Если бы ей не приходилось следить за состоянием незнакомки, эта короткая дорога не отняла бы более трех минут, но едва стоящая на ногах женщина делала шаг за шагом с таким усилием, что Катерина боялась столкнуться с кем-нибудь из горожан, увлеченно наблюдающих за представлением кукольников, и просто прогуливающихся по улице, но не пытающихся предложить свою помощь. Повинуясь указаниям несчастной, она свернула в какой-то проулок, надеясь, что до конечной точки осталось недалеко. Но стоило пройти половину пути, незнакомка вдруг стала крениться влево, и Катерина поспешила подвести ту к стене, чтобы перевести дух. Сбиваясь с французского на русский и обратно, она попыталась заговорить с женщиной. Та хрипела, держась за грудь, и что-то желала сказать, но голос ее был столь прерывистым и тихим, что слова различались с превеликим трудом. Несчастная просила отдохнуть минуту — это все, что удалось расслышать и связать после многократного повтора; и Катерина, опасаясь худшего, поддерживая ее с одной стороны, а с другой прислонив к стене, послушно замерла, внимательно, даже излишне, вглядываясь в теряющее краски с каждой минутой лицо. Она даже было предложила все же позвать кого на помощь (для чего, правда, пришлось бы оставить на пару минут незнакомку), но получила мольбу повременить — оставалось лишь пройти еще немного, свернуть за угол, и где-то там уже будет родной дом. А муж — он врач, он поможет. В какой-то миг даже показалось, что несчастной стало легче: она сумела глубоко вдохнуть и едва-едва оттолкнуться от холодной неровной стены.

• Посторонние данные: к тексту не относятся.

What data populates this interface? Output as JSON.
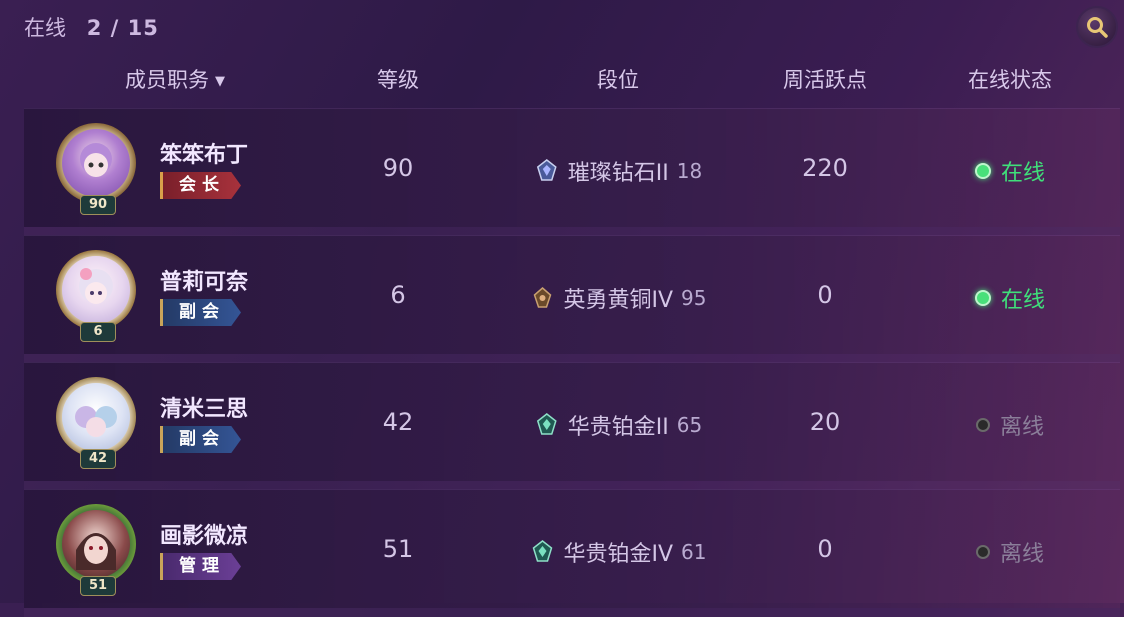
{
  "topbar": {
    "label": "在线",
    "count": "2 / 15"
  },
  "header": {
    "role": "成员职务",
    "level": "等级",
    "rank": "段位",
    "active": "周活跃点",
    "status": "在线状态"
  },
  "members": [
    {
      "name": "笨笨布丁",
      "avatar_level": "90",
      "role": "会长",
      "level": "90",
      "rank_name": "璀璨钻石II",
      "rank_points": "18",
      "active": "220",
      "status": "在线",
      "online": true
    },
    {
      "name": "普莉可奈",
      "avatar_level": "6",
      "role": "副会",
      "level": "6",
      "rank_name": "英勇黄铜IV",
      "rank_points": "95",
      "active": "0",
      "status": "在线",
      "online": true
    },
    {
      "name": "清米三思",
      "avatar_level": "42",
      "role": "副会",
      "level": "42",
      "rank_name": "华贵铂金II",
      "rank_points": "65",
      "active": "20",
      "status": "离线",
      "online": false
    },
    {
      "name": "画影微凉",
      "avatar_level": "51",
      "role": "管理",
      "level": "51",
      "rank_name": "华贵铂金IV",
      "rank_points": "61",
      "active": "0",
      "status": "离线",
      "online": false
    }
  ],
  "colors": {
    "online": "#3fe07a",
    "offline": "#8b7f9a",
    "leader": "#a8323c",
    "vice": "#345596",
    "admin": "#6b3f96"
  }
}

Стоило сделать еще несколько шагов, как женщина, по всей видимости, окончательно обессилевшая, потеряла сознание, падая на брусчатку, припорошенную остатками снега. Испуганно ахнув, Катерина опустилась на колени, силясь привести пострадавшую в чувства: расстегнув верхние пуговицы тафтяного платья, тем самым уменьшая давление на горло, она постаралась отследить биение сердца и, убедившись в том, что произошедшее — лишь обморок, панически ударила ту пару раз по щекам, абсолютно не понимая, что может сделать. Не кричать же на всю улицу о помощи, тем более что за шумом ярмарки ее не услышат. Впрочем, этот вариант стоило оставить в качестве самого последнего и безвыходного. Панически вглядываясь в лицо бесчувственной женщины, она размышляла, подгоняя саму себя и хоть какие-то разумные мысли в своей голове. Запоздало пришло осознание, что в ридикюле должна быть нюхательная соль: при обычных обмороках она хорошо помогала, правда, насколько можно назвать этот — обычным — сложно сказать. Ослабляя жгуты, стягивающие горловину тканевого мешочка, Катерина нетвердой рукой пыталась нашарить маленький стеклянный флакончик, но пальцы постоянно натыкались то на острые концы шпилек, то на шероховатый пергамент упаковки, то на гладкость дерева. Погружающаяся все глубже в омут страха за чужую — во всех смыслах — жизнь, она потеряла возможность хоть как-то следить за тем, что ее окружало. И потому, когда в переулке раздался шорох чужих шагов, совершенно не придала этому значения, потому как не расслышала столь незначительного шума.